Una estampa veraniega
Me recorre un escalofrío al darme cuenta de lo poco que hace falta para entender al otro cuando lo amamos de verdad
Un padre acaricia a su hijo. Él lo mira y sonríe mientras le enseña la lengua, una lengua atípicamente gruesa. El niño se mueve, inquieto, como hacen todos los niños. Gira la cabeza de un lado a otro y gruñe con un gemido que suena demasiado gutural. Su padre lo acaricia de nuevo y le dice: “Te quiero”. Del otro lado, la madre lo llama al orden y tirando de su brazo derecho consigue recomponerlo. Al poco, el niño vuelve a gemir, incomodando por un momento a los que están a su alrededor, pero no a su padre y a su madre. Ésta desliza su brazo izquierdo sobre el hombro izquierdo del niño y lo acerca hacia sí. Es ella esta vez quien le susurra al oído su declaración de amor redoblada: “Te quiero mucho”.

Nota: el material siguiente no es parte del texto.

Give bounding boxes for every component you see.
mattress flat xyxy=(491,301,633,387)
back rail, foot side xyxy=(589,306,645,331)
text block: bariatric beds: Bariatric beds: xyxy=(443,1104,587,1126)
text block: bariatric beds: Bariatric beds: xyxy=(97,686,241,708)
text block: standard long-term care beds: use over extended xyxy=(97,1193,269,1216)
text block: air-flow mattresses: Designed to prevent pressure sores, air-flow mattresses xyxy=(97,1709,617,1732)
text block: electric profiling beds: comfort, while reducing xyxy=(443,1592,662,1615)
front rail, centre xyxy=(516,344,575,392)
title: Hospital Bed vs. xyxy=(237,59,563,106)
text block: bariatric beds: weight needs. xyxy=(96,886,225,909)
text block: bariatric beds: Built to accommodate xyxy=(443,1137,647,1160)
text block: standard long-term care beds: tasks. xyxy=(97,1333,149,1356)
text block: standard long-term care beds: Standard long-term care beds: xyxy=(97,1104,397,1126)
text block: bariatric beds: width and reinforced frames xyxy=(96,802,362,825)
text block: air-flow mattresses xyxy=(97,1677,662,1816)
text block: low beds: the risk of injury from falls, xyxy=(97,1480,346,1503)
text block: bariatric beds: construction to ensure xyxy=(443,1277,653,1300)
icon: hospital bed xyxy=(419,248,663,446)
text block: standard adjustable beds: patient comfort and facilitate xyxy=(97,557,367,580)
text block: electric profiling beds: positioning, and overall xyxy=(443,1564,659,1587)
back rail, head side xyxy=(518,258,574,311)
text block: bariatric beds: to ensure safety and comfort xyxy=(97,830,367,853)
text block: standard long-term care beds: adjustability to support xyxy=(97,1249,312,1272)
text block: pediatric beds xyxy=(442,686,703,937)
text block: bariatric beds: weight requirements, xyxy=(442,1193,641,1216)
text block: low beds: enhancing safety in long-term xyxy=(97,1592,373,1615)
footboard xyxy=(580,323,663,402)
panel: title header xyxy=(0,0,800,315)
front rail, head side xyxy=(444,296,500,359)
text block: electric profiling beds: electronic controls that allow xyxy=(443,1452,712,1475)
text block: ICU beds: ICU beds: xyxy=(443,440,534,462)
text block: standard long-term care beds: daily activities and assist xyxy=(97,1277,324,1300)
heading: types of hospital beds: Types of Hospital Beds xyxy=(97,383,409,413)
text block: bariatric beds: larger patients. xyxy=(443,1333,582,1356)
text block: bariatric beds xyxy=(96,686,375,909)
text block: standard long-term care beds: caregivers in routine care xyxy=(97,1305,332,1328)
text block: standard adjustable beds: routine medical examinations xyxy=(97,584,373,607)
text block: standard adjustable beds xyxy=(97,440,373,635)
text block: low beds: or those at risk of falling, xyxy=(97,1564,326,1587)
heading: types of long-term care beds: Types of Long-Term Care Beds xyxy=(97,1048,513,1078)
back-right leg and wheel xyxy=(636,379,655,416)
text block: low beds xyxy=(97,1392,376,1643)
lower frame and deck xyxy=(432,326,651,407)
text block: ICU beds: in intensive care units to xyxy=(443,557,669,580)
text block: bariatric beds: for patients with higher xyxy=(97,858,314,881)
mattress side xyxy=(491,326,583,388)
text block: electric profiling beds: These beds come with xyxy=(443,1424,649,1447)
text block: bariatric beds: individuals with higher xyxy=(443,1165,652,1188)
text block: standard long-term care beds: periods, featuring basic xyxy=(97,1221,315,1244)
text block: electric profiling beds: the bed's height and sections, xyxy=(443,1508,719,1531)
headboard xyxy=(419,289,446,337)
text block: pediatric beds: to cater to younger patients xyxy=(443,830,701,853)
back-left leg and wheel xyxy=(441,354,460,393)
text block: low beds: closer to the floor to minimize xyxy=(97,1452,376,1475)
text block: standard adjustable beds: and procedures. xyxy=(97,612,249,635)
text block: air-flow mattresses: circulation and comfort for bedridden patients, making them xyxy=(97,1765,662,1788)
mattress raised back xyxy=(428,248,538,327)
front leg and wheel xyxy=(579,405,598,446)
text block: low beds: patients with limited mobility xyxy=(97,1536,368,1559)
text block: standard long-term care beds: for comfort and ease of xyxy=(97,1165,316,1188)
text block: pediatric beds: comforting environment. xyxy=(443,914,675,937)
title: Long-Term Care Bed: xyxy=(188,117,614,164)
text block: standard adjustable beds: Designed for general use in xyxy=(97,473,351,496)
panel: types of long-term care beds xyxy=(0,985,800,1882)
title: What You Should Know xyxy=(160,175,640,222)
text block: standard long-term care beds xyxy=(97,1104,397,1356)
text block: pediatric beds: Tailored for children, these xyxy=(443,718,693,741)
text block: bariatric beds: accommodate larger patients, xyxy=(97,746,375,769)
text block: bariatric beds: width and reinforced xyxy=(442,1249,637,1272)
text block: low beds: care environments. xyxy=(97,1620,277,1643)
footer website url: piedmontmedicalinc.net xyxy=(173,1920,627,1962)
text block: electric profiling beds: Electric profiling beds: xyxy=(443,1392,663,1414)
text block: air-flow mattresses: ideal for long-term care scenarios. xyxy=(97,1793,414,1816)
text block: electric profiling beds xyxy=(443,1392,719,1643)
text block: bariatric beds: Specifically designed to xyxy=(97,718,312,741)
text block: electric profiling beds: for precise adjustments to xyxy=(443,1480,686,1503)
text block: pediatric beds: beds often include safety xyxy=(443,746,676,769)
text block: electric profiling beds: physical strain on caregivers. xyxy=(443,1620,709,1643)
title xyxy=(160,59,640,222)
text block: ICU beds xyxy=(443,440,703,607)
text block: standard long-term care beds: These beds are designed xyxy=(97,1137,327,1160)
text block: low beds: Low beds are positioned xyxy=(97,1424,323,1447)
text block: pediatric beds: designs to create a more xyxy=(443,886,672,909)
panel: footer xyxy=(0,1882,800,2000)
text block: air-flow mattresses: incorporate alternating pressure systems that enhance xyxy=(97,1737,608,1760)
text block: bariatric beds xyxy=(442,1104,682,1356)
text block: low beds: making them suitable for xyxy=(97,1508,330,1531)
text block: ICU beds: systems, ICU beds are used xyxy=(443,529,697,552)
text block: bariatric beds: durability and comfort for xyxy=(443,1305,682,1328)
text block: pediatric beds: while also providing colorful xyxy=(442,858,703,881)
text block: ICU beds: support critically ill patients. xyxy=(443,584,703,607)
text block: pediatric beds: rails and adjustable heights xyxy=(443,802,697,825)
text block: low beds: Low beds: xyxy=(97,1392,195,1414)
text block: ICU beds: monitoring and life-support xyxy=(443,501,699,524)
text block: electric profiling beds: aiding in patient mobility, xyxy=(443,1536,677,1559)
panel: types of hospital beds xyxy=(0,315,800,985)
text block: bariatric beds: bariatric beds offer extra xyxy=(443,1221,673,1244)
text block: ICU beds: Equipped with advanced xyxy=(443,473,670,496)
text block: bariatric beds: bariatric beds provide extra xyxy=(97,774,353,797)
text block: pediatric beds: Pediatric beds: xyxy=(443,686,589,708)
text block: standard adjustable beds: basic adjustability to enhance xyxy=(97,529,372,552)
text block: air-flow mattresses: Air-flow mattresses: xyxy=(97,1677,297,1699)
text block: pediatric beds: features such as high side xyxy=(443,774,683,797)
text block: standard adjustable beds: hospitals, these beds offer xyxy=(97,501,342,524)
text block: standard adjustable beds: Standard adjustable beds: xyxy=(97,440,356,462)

Los observo durante algunos minutos. El niño balbucea ruidos y sus padres los traducen, desenterrando de una sola sílaba final frases enteras: “…ío, ío, ío” significa “tengo frío” y “…apa, apa”, “estás muy guapa”. Me recorre un escalofrío al darme cuenta de lo poco que hace falta para entender al otro cuando lo amamos de verdad. El niño, que en ocasiones se ofusca, se golpea la cabeza con la zona de la mano más cercana a la muñeca mientras pliega todos sus dedos a excepción del pulgar. Lo hace repetidamente hasta que, solicitado de nuevo por la madre, se la bebe a tragos como si no existiera nada más en el desierto del mundo que esos ojos llenos de ternura.

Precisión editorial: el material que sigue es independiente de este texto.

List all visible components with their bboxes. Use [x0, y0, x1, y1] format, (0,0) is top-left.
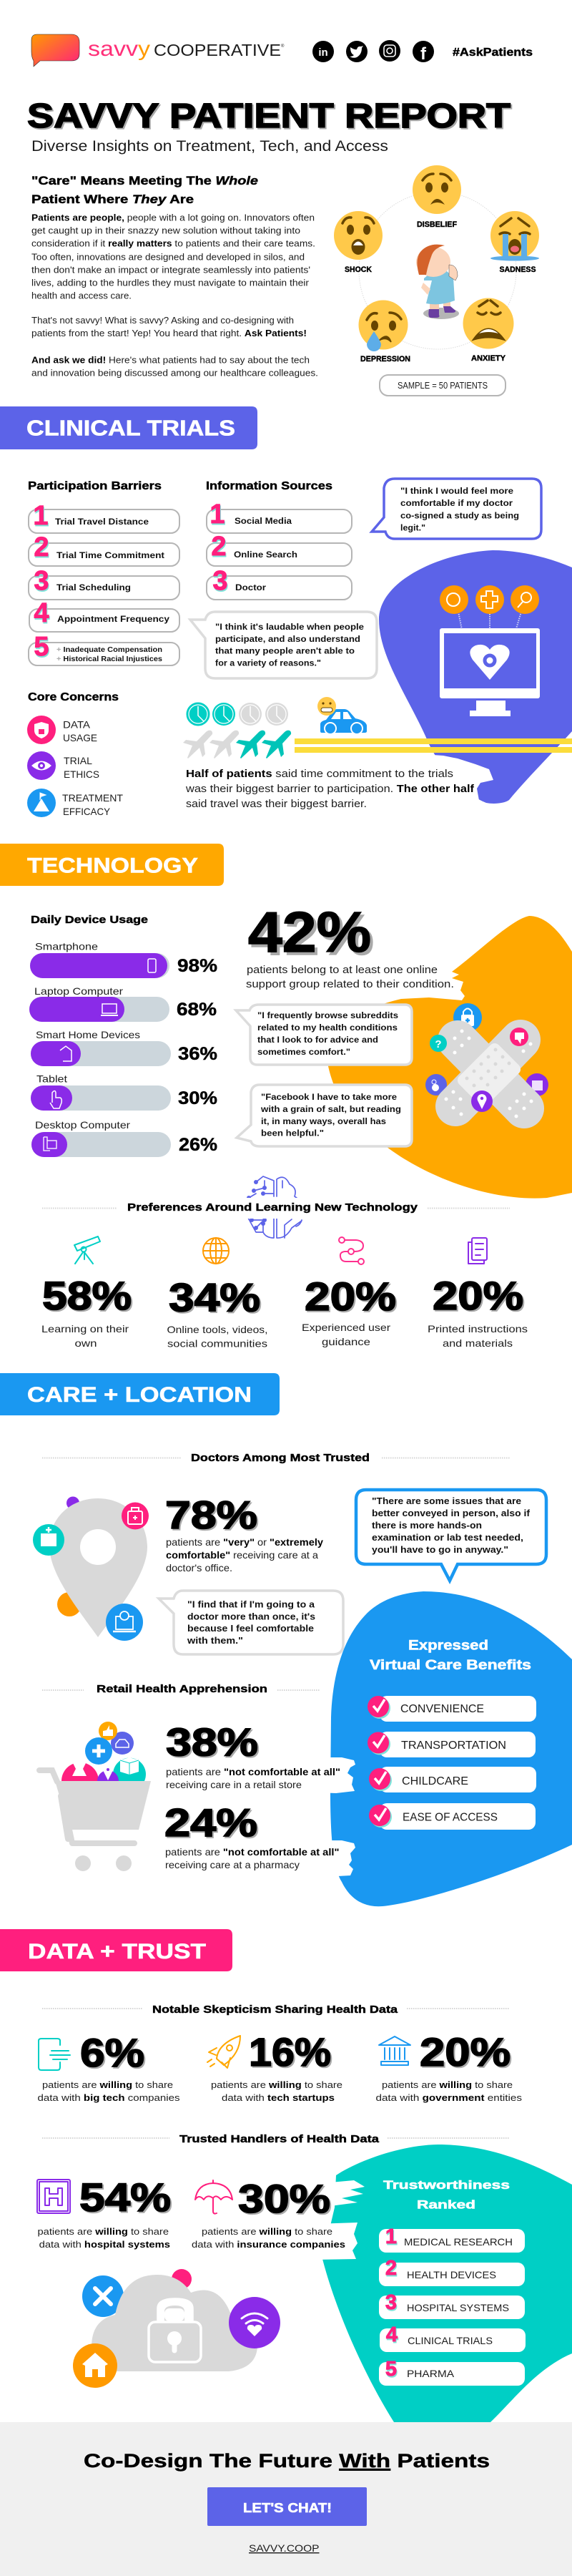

Pienso en lo improbable y extraordinario de esa escena. Los padres acogieron al pequeño al poco de nacer. Supongo que a sus progenitores naturales se les vino el mundo encima. Cuánto los comprendo. El niño, al que según me cuentan, los médicos no le pronosticaron más que unos pocos años de vida, sufre un retraso mental importante y varias patologías que debían haber acabado con él hace ya tiempo. Ahora tiene más años de los que aparenta y ha cruzado el límite que le había dibujado la ciencia fría.
Mientras los observo, varias personas se acercan a la mesa en la que están sentados y hablan con el chaval y sus padres. Desprenden una alegría contagiosa. Se marchan todos risueños y yo, reconofortado por el paso de esos tres ángeles, apuro un botellín y la última página de un libro.